A better way of looking at the issue would be to use the rejigging at the top to increase NSDC's structural accountability, and improve the quality of the skills development training it helps impart. The mandate of NSDC is to provide funding to promote scalable vocational training initiatives; according to the NSDC website, it skilled about 3.3 million people last year and is planning to skill six million this year. The numbers may look impressive in isolation - but are woefully short of the target of skilling and upskilling 150 million people by 2022. Whatever NSDC has achieved so far is indeed sadly insignificant in a country which plans to build a skilled workforce of some 500 million by 2022, and where only 2.3 per cent of the total workforce has undergone formal skill training as compared to 68 per cent in the UK and 52 per cent in the US. The fact also is that three million graduates join the job market every year but only about 500,000 are considered employable.
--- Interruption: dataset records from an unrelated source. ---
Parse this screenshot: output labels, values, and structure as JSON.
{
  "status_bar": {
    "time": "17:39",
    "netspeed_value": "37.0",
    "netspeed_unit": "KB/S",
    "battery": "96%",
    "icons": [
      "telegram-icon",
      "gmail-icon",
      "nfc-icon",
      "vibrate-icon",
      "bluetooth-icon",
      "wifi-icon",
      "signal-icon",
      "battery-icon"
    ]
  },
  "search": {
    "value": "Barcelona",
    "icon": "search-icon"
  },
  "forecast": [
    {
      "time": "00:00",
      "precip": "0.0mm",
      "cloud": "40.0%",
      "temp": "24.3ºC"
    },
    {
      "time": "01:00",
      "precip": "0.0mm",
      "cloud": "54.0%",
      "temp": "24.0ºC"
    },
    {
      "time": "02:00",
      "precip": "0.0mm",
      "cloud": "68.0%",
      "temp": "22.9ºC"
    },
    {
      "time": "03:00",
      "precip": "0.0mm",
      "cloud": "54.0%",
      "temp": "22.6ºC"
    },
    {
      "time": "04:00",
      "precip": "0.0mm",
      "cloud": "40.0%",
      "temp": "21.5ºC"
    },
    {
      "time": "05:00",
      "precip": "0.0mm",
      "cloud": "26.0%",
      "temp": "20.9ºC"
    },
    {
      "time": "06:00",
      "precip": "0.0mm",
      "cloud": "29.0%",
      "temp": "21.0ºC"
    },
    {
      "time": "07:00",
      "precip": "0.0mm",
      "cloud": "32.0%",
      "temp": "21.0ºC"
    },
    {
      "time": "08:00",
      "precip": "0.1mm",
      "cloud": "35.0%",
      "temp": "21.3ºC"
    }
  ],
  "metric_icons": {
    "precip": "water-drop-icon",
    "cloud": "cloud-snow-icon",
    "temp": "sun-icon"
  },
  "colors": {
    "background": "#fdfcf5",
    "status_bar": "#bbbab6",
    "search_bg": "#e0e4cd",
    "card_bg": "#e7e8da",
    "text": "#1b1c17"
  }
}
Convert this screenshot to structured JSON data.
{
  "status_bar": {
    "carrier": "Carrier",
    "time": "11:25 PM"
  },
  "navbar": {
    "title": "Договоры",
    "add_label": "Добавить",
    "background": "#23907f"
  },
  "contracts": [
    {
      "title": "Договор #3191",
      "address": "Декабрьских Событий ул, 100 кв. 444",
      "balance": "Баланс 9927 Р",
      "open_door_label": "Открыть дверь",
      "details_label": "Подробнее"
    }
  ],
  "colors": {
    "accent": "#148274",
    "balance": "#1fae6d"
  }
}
There are more examples: According to NSDC's website, the body has trained 5.51 million people in the last six years, of which only 2.35 million trainees have found jobs. That's a 43 per cent hit rate. All these indicate that there is a lot of scope for improvement in the functioning of NSDC, whose mandate includes developing an ecosystem in which aspirations of employees are aligned with industry expectations on salaries and job roles; and where employers are convinced to hire the skilled force rather than looking for a cheaper resource.
But for that to happen, the private sector has to play a much more responsible role. The partnership model followed by NSDC has put the responsibility of delivering skilled population essentially at the doors of the private companies that are funded. A task of such magnitude cannot be performed by the government or the private sector working in separate silos. In that sense, NSDC provided a wonderful opportunity for industry to play a leadership role in training and employing people - whether it is through imparting vocational education, vetting the curriculum, or assessing and certifying training programmes. All of this is also, of course, in their own interest. If Indian companies continue to be lukewarm in their response, questions will be asked whether they are treating skill training as a cosmetic exercise in corporate social responsibility.